While her contemporaries at the Academy were going full-on Salò, Academy graduate Sarah-Linda Forrer was making something that changes up the ritual of eating. Evoke is a collection of eating tools. I’m sorry if that sounds overly-clinical but it’s hard to characterize them with terms like “plate” or “silverware,” they’re both and neither. Crafted in stoneware, the soft shapes are a “stage for food,” the designer says. Her goal was to create something that tapped into the intuition of eating. I like that I can immediately understand how to use the tools, but they also demand more of my attention. This means that eating becomes less of a passive activity and it is more likely to be pleasurable.
While writing this, I was reminded again of how much of the dialogue about food is built on anxiety. Even a set like this, which I think speaks for itself, comes with a manifesto. But Forrer starts in anxiety and comes around to a poetic answer for it. It’s a much better approach than the health clickbait that shows up on my Facebook feed and a hell of a better approach than Vogelzang’s. When Vogelzang says “there is so much wrong with food,” I wonder if the problem may actually be our relationship to food. It’s splitting hairs, but I wonder if the problem is that we lack a sense of control over why and how we eat. You can’t change the industry, but you can change yourself. Doing that reclaims the agency you crave. That logic is present in Evoke.
“In a world where the food system is so complicated that I no longer know where my food comes from and how it is produced, I feel the longing for a new relationship with what we eat…
“The organic shapes invite us to use the tools in our own, singular way. They become an extension of our hands and fingers, literally bringing us closer to what we eat. Contrasting with the conventional way of eating with fork, knife and plate, a family of shapes and sizes can be used in various ways to present and enjoy our food.”
The collection of seven tools was part of a successful crowdfunding campaign and Forrer says production will begin soon.
Forrer graduated from Design Academy Eindhoven in 2013, according to her biography. She was born and raised in the French Pyrenees and currently works out of Amsterdam. She states that she is fascinated by trends and eating rituals and she seeks to use her knowledge of those to influence people’s daily lives.
Bill Rodgers is the Managing Editor of cfile.daily.

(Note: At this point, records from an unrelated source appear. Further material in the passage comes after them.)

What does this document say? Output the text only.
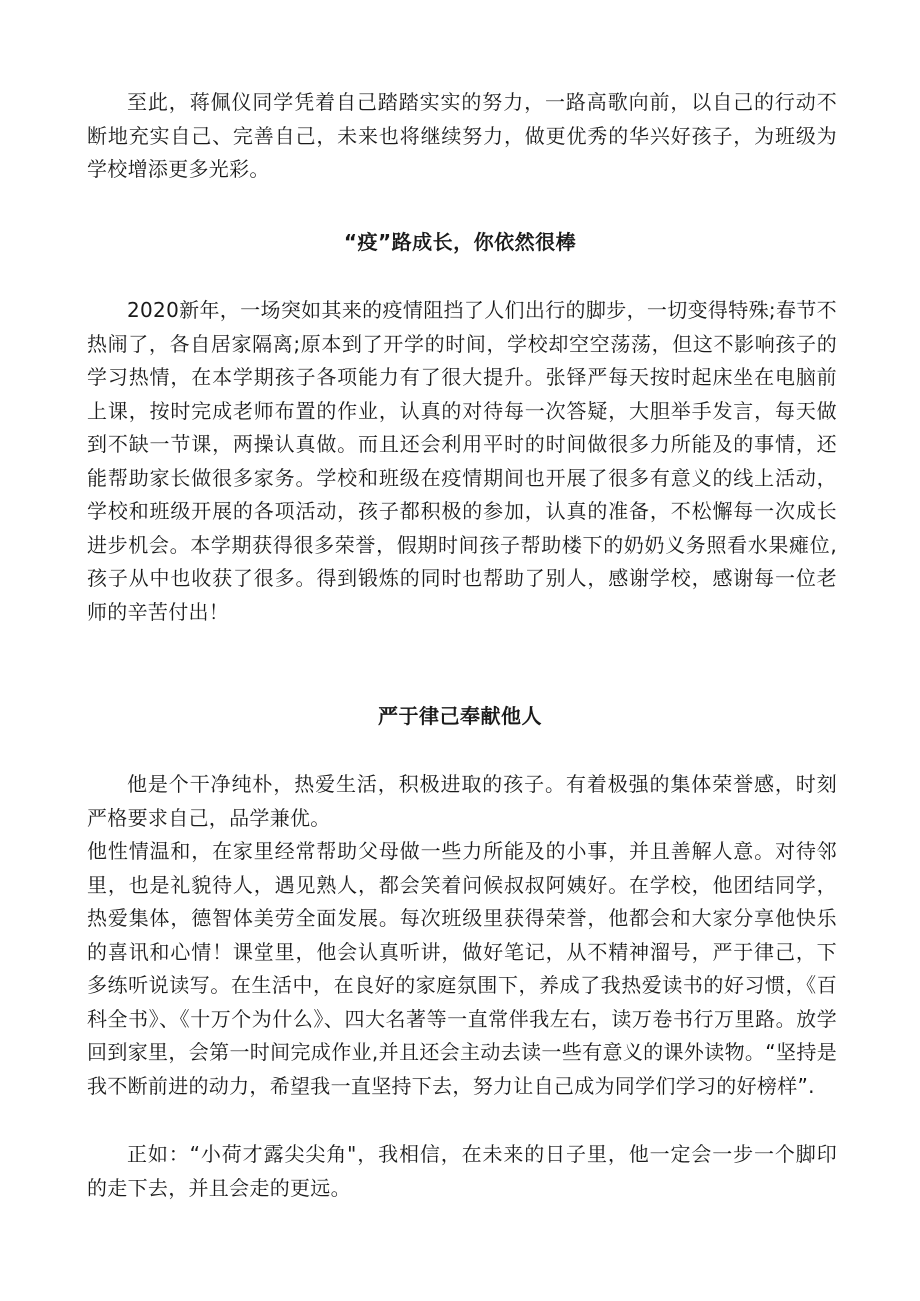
至此，蒋佩仪同学凭着自己踏踏实实的努力，一路高歌向前，以自己的行动不断地充实自己、完善自己，未来也将继续努力，做更优秀的华兴好孩子，为班级为学校增添更多光彩。

“疫”路成长，你依然很棒

2020新年，一场突如其来的疫情阻挡了人们出行的脚步，一切变得特殊;春节不热闹了，各自居家隔离;原本到了开学的时间，学校却空空荡荡，但这不影响孩子的学习热情，在本学期孩子各项能力有了很大提升。张铎严每天按时起床坐在电脑前上课，按时完成老师布置的作业，认真的对待每一次答疑，大胆举手发言，每天做到不缺一节课，两操认真做。而且还会利用平时的时间做很多力所能及的事情，还能帮助家长做很多家务。学校和班级在疫情期间也开展了很多有意义的线上活动，学校和班级开展的各项活动，孩子都积极的参加，认真的准备，不松懈每一次成长进步机会。本学期获得很多荣誉，假期时间孩子帮助楼下的奶奶义务照看水果瘫位,孩子从中也收获了很多。得到锻炼的同时也帮助了别人，感谢学校，感谢每一位老师的辛苦付出！

严于律己奉献他人

他是个干净纯朴，热爱生活，积极进取的孩子。有着极强的集体荣誉感，时刻严格要求自己，品学兼优。

他性情温和，在家里经常帮助父母做一些力所能及的小事，并且善解人意。对待邻里，也是礼貌待人，遇见熟人，都会笑着问候叔叔阿姨好。在学校，他团结同学，热爱集体，德智体美劳全面发展。每次班级里获得荣誉，他都会和大家分享他快乐的喜讯和心情！课堂里，他会认真听讲，做好笔记，从不精神溜号，严于律己，下多练听说读写。在生活中，在良好的家庭氛围下，养成了我热爱读书的好习惯，《百科全书》、《十万个为什么》、四大名著等一直常伴我左右，读万卷书行万里路。放学回到家里，会第一时间完成作业,并且还会主动去读一些有意义的课外读物。“坚持是我不断前进的动力，希望我一直坚持下去，努力让自己成为同学们学习的好榜样”.

正如：“小荷才露尖尖角"，我相信，在未来的日子里，他一定会一步一个脚印的走下去，并且会走的更远。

Do you love or loathe this use of contemporary ceramics? Let us know in the comments.
Tony Marsh
In our fast food culture we have forgone the multiple layers of civil cutlery & fine china to simply eat most directly with our hands, once in a while a sensual gluttonous experience. What I love about culinary ware is that it can be as complicated or base as you would like it to be. Forrer’s work here slides between the pre-pottery use of shells as tools by ancient ancestors and a self aware chic dining experience. I always find it interesting when “pottery” influences behavior and with her culinary ware one would need to make conscious choices in the ritual of eating that would locate the actor somewhere on the scale between very primitive and very elegant.
The Japanese have what I always thought was a very important verb, Anshin Suru and as it applies to pottery means to make aesthetic / functional ceramics that somehow creates a sense of subliminal comfort or well being when the user employ’s it, a complex, thoughtful and important gesture as it relates to the totality of a dining experience in Japan.
Forrer’s work creates more anxiety than comfort. However in a western context, I think it works in her favor as the experience of understanding how to engaging food with her tools would heightened the moment.
My last thought is that the heavy metallic surfaces, while beautiful, make me nervous in ways that I do not want to be when eating and the alternative all white surfaces, the quick go to solution, is too easy and needs some work. However, I do think the idea is special.